Information for Mentors
What is Mentoring?
Mentoring is one of the key’s to our success here at the Freestate ChalleNGe Academy. Mentoring model is a “friendly match” in which the youth identifies someone who will be a friend and support system for him or her during the 12-month post-residential phase. Mentors will play an ongoing role in the student’s life during the Program, and very often, beyond. Potential mentors are screened and trained prior to being matched with a student mid-way through the residential phase.
Mentors are required to have four monthly contacts with the cadet and one meeting in person. Mentors and students discuss the student’s future plans and spend time together, often providing service to the community or exploring job and school options.
Why are mentoring programs needed?
In a closely knit family and neighborhood, children and adults alike could readily forge many kinds of supportive relationships. But today those opportunities are often missing. Many children no longer attend school in their own neighborhoods. Single-parent families are no longer the exception, and some families live in geographic or emotional isolation from relatives and neighbors. Young people today often lack skills to develop helpful social networks.

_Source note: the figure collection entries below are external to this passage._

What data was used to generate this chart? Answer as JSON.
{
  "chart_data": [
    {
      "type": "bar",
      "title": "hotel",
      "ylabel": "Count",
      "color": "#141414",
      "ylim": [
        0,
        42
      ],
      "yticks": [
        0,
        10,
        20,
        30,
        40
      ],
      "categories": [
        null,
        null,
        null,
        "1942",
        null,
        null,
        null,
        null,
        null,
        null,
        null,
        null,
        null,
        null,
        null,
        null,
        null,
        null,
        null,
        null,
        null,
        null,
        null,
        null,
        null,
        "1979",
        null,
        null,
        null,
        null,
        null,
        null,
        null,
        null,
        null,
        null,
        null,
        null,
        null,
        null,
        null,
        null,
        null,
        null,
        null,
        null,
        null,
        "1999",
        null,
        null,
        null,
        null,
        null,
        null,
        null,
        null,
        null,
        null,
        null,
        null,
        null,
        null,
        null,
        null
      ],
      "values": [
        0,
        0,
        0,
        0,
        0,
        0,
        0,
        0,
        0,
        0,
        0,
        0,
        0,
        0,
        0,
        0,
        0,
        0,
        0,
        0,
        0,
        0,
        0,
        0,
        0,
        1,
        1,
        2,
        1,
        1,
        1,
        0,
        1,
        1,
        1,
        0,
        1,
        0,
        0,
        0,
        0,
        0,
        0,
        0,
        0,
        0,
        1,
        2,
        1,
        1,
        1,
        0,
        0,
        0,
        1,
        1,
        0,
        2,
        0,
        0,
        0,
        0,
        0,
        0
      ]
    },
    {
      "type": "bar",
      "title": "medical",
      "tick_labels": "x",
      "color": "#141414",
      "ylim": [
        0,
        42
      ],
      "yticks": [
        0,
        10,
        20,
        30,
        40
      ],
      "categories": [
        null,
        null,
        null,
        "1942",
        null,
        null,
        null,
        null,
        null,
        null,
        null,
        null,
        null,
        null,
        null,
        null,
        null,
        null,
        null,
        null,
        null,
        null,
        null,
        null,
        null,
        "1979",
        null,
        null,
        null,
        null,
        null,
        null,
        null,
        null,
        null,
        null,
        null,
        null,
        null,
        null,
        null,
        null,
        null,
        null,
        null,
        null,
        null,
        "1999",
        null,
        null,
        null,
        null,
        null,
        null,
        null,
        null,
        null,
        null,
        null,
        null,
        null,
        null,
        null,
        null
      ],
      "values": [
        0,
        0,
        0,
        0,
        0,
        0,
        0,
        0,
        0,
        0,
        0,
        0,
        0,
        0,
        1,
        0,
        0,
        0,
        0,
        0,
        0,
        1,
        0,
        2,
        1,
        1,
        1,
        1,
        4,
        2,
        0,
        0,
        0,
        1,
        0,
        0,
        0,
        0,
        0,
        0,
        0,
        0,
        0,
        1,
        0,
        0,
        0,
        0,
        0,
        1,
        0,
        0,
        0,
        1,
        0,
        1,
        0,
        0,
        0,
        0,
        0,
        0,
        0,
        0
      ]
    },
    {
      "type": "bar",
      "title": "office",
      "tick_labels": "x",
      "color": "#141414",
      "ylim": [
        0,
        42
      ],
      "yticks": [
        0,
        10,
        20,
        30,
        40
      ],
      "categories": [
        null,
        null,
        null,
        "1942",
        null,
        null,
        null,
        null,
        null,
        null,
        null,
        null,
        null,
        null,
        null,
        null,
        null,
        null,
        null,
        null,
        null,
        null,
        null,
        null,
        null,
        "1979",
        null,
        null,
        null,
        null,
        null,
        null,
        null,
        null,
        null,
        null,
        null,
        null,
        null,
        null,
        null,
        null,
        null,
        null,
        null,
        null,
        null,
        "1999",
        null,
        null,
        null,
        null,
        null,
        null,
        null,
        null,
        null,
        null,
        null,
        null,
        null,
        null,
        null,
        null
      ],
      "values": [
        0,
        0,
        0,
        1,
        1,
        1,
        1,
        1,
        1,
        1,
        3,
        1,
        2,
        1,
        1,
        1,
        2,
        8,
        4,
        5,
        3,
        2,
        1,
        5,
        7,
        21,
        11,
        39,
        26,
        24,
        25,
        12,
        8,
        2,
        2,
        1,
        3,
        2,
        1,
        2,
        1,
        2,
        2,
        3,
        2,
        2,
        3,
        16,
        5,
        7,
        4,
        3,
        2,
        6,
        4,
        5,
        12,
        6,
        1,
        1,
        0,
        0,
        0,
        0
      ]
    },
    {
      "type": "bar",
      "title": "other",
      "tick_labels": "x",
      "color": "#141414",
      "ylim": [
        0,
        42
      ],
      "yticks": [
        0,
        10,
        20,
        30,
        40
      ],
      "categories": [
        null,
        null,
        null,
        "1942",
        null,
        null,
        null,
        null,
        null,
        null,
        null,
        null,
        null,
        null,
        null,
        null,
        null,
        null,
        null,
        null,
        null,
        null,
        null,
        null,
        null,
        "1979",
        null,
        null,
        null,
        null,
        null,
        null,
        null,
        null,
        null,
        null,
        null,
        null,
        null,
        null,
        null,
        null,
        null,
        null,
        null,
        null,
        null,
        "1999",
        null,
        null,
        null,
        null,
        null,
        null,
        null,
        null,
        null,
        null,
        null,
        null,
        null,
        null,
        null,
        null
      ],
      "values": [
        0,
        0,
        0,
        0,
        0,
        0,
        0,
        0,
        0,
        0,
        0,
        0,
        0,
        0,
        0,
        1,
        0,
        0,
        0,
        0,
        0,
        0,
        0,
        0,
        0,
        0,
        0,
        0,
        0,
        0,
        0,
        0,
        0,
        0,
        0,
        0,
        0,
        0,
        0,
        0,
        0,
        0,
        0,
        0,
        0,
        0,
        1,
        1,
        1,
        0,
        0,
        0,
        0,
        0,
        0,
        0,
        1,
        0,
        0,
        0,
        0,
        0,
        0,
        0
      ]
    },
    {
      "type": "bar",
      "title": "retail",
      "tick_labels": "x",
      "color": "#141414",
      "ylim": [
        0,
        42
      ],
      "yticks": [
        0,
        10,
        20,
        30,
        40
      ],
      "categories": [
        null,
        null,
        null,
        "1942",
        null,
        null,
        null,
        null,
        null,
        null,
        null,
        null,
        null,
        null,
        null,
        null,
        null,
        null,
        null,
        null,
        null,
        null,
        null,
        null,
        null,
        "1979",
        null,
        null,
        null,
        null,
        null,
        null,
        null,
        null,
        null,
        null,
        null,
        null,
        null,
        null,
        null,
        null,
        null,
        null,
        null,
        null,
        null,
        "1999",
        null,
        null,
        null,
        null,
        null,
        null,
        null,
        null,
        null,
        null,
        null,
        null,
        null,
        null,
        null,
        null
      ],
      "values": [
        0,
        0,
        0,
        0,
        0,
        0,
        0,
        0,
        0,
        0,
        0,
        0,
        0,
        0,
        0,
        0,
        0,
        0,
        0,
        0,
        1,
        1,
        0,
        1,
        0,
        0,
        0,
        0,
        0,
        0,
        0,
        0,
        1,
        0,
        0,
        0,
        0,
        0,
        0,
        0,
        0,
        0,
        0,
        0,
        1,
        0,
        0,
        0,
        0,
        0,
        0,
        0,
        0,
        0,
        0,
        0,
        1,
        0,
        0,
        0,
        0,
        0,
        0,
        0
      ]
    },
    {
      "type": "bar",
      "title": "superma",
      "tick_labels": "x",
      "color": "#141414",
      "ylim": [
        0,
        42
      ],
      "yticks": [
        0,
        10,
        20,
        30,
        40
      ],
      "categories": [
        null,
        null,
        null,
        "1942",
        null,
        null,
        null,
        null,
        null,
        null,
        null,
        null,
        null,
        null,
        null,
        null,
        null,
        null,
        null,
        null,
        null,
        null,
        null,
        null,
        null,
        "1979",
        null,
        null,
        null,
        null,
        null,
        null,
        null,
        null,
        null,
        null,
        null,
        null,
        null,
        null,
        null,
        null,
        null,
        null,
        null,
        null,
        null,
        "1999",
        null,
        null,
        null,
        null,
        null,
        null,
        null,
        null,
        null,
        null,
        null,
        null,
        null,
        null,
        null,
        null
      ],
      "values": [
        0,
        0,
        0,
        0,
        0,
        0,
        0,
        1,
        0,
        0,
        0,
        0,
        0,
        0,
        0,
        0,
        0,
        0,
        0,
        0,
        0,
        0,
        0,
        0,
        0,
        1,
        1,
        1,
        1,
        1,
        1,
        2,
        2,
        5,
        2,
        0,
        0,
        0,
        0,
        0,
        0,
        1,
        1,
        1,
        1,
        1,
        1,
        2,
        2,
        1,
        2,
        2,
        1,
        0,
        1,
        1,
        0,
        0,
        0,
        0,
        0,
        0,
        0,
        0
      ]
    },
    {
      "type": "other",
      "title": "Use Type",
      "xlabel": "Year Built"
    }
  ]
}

Who is eligible to be a mentor?
Any adult (minimum age of 25 unless otherwise approved) who is interested in and committed to the young person’s success is eligible to apply. Attributes of a mentor include maturity, integrity, leadership, commitment, availability, and compatibility to the young person.
How can one apply?
A mentor application may be obtained by calling (410) 436-3301 or via download at: Mentor Application. A criminal background check will be conducted on all mentor candidates prior to being matched to a student.
Training
All mentors are required to attend a training workshop. The workshop lasts approximately four hours and consists of a multi-media presentation from the Academy staff. Visitation with the student follows the training.
Why mentoring?
Young people want support. The majority of young people cite parents or other adults as the first source of advice for troubling personal problems. There was a time when our society was made up of extended families and close communities. Aunts, uncles, cousins and family friends often served naturally as mentors. While families bear the primary obligation to care for their children and to help them become healthy, contributing citizens, other institutions can help families acclimate to a rapidly changing world.
A mentor can provide the nurturing, supportive adult relationship absent in the lives of many of our young people. Adolescents today are an increasingly isolated population. Changes in the structure of the family, in the community and neighborhood relationships and in workplace arrangements have deprived young people of the adult contacts that historically have been primary sources of socialization and support for development. Many young people lack nurturing and supportive primary adult relationships. A mentor can provide that role, and perhaps more importantly, teach and guide the young person to find others to fill that role as well.
A mentor must be willing to make a commitment and keep it!
Do you have what it takes to be a mentor? The youths of Maryland are counting on you.